L'ottimismo della volontà tremontiana si scontra però con il pessimismo dei dati, a cominciare dalla previsione del Fondo Monetario Internazionale che fotografa un paese immobile nel 2012, con il Pil che segnerà un misero +0,5%. È passato poco più di un mese da quando Tremonti stesso teorizzava l'impotenza del governo di fronte alla crescita. "Ci sono - diceva il professore - due rilevanti: il Pil, che non si fa per legge, e il bilancio dello Stato, che si fa per legge". E tra qualche mese compirà un anno anche l'annuncio del premier Silvio Berlusconi di una "frustata al cavallo di un'economia finalmente libera", cui fu dedicato persino un apposito Consiglio dei Ministri, imperniato sulla riforma, mai realizzata, dell'articolo 41 della Costituzione sulla libertà di impresa. Le cose, poi, sono andate in un altro modo. Perché riparlarne ora? Le ragioni sono almeno due.

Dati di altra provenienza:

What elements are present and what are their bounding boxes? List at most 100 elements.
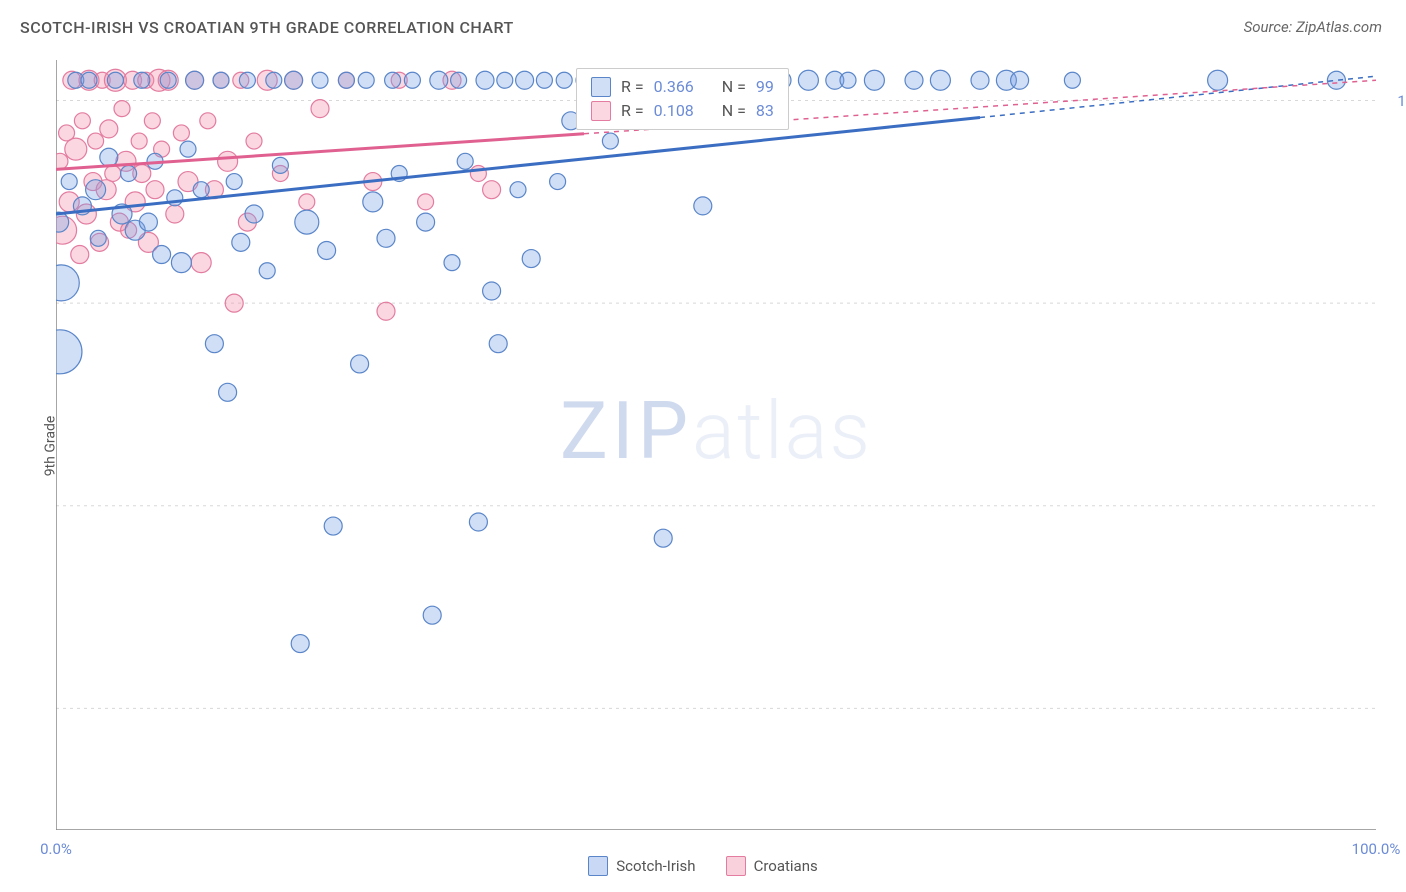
data-point	[483, 282, 501, 300]
data-point	[153, 246, 171, 264]
y-tick-label: 100.0%	[1386, 92, 1406, 110]
data-point	[193, 182, 209, 198]
data-point	[200, 113, 216, 129]
plot-area: ZIPatlas R = 0.366 N = 99 R = 0.108 N = …	[56, 60, 1376, 830]
data-point	[483, 181, 501, 199]
series-swatch	[591, 77, 611, 97]
data-point	[602, 133, 618, 149]
data-point	[144, 113, 160, 129]
data-point	[61, 174, 77, 190]
data-point	[377, 229, 395, 247]
data-point	[205, 335, 223, 353]
data-point	[404, 72, 420, 88]
data-point	[363, 192, 383, 212]
data-point	[864, 70, 884, 90]
data-point	[522, 250, 540, 268]
data-point	[451, 72, 467, 88]
data-point	[65, 138, 87, 160]
scatter-chart	[56, 60, 1376, 830]
data-point	[694, 197, 712, 215]
data-point	[457, 153, 473, 169]
data-point	[166, 205, 184, 223]
data-point	[654, 529, 672, 547]
legend-label: Scotch-Irish	[616, 857, 695, 875]
data-point	[510, 182, 526, 198]
source-attribution: Source: ZipAtlas.com	[1244, 18, 1382, 36]
y-tick-label: 90.0%	[1386, 497, 1406, 515]
correlation-stats-box: R = 0.366 N = 99 R = 0.108 N = 83	[576, 68, 789, 130]
legend-swatch	[588, 856, 608, 876]
data-point	[232, 233, 250, 251]
data-point	[295, 210, 319, 234]
data-point	[160, 72, 176, 88]
data-point	[550, 174, 566, 190]
data-point	[100, 148, 118, 166]
data-point	[131, 133, 147, 149]
data-point	[516, 71, 534, 89]
data-point	[171, 253, 191, 273]
legend-item: Scotch-Irish	[588, 856, 695, 876]
data-point	[798, 70, 818, 90]
data-point	[134, 72, 150, 88]
data-point	[71, 246, 89, 264]
data-point	[489, 335, 507, 353]
data-point	[56, 265, 79, 301]
data-point	[377, 302, 395, 320]
data-point	[139, 213, 157, 231]
legend-swatch	[726, 856, 746, 876]
data-point	[338, 72, 354, 88]
data-point	[971, 71, 989, 89]
series-swatch	[591, 101, 611, 121]
legend-label: Croatians	[754, 857, 818, 875]
data-point	[218, 151, 238, 171]
data-point	[246, 133, 262, 149]
data-point	[385, 72, 401, 88]
data-point	[74, 113, 90, 129]
regression-line-extrapolated	[980, 76, 1376, 117]
data-point	[430, 71, 448, 89]
data-point	[469, 513, 487, 531]
data-point	[840, 72, 856, 88]
data-point	[358, 72, 374, 88]
data-point	[245, 205, 263, 223]
data-point	[100, 120, 118, 138]
data-point	[476, 71, 494, 89]
data-point	[266, 72, 282, 88]
data-point	[272, 157, 288, 173]
y-tick-label: 95.0%	[1386, 294, 1406, 312]
data-point	[56, 153, 68, 169]
data-point	[114, 101, 130, 117]
data-point	[191, 253, 211, 273]
data-point	[417, 213, 435, 231]
chart-title: SCOTCH-IRISH VS CROATIAN 9TH GRADE CORRE…	[20, 18, 514, 37]
data-point	[497, 72, 513, 88]
data-point	[88, 133, 104, 149]
data-point	[225, 294, 243, 312]
data-point	[86, 180, 106, 200]
y-tick-label: 85.0%	[1386, 699, 1406, 717]
data-point	[146, 181, 164, 199]
data-point	[444, 255, 460, 271]
data-point	[1011, 71, 1029, 89]
data-point	[226, 174, 242, 190]
data-point	[173, 125, 189, 141]
data-point	[291, 635, 309, 653]
data-point	[312, 72, 328, 88]
data-point	[311, 100, 329, 118]
data-point	[239, 72, 255, 88]
data-point	[423, 606, 441, 624]
data-point	[1208, 70, 1228, 90]
data-point	[107, 72, 123, 88]
data-point	[186, 71, 204, 89]
data-point	[213, 72, 229, 88]
legend: Scotch-Irish Croatians	[0, 856, 1406, 876]
data-point	[81, 72, 97, 88]
data-point	[219, 383, 237, 401]
data-point	[351, 355, 369, 373]
data-point	[180, 141, 196, 157]
data-point	[299, 194, 315, 210]
stats-row: R = 0.366 N = 99	[591, 75, 774, 99]
data-point	[318, 241, 336, 259]
stats-row: R = 0.108 N = 83	[591, 99, 774, 123]
data-point	[905, 71, 923, 89]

In primo luogo, la crisi interna alla Bce - come detto - contribuirà ad ampliare il discredito dei mercati verso il nostro paese, già reso palese dalle reazioni delle Borse al varo della manovra da 60 miliardi in tre anni, appena approvata dal Senato: la tregua è durata meno di 24 ore, tanto in borsa quanto sul mercato del debito. In secondo luogo, il problema della crescita. La questione è sempre la stessa: quello che ci chiede l’Europa non è la riduzione del debito pubblico, ma la riduzione del rapporto debito pubblico/Prodotto Interno Lordo. Se il paese cresce poco o non cresce, dunque, pur ammettendo che il debito non aumenti, il rapporto peggiora, la fiducia dei mercati crolla, e rifinanziare il nostro debito diventa sempre più costoso. Il punto è che dopo quattro versioni della stessa manovra, ora a quota 60 miliardi, continuare a tagliare rischia di essere addirittura controproducente.

L'unica cosa peggiore di presentarsi al mercato come un paese ad alto debito e bassa crescita, è di presentarsi come un paese con fondamentali economici pessimi e per di più in recessione. Nessuno ci presterà più i soldi. Se ci sarà bisogno di annunciare nuovi tagli, il rigore non potrà quindi essere disgiunto da interventi per la crescita. Oppure l'immagine dell'Italia agli occhi degli investitori, che martedì devono comprare il nostro debito in un'asta molto importante per il Tesoro, peggiorerà ancora. Anche di queste prospettive fosche - più volte denunciate dalla Banca d'Italia - hanno parlato il governatore Mario Draghi e il Capo dello Stato Giorgio Napolitano al Quirinale, nel loro recente colloquio. E dell'adeguatezza della manovra dovrà discutere anche Silvio Berlusconi, martedì a Strasburgo, nel provvidenziale incontro che permette al premier di sfuggire all'interrogatorio della procura di Napoli. L’immagine del nostro paese è questa: cristallizzata dalla figura del nostro Premier, perennemente in fuga da se stesso, ma sempre pronto a regalare sorrisi. Peccato che nel mondo reale questi non paghino.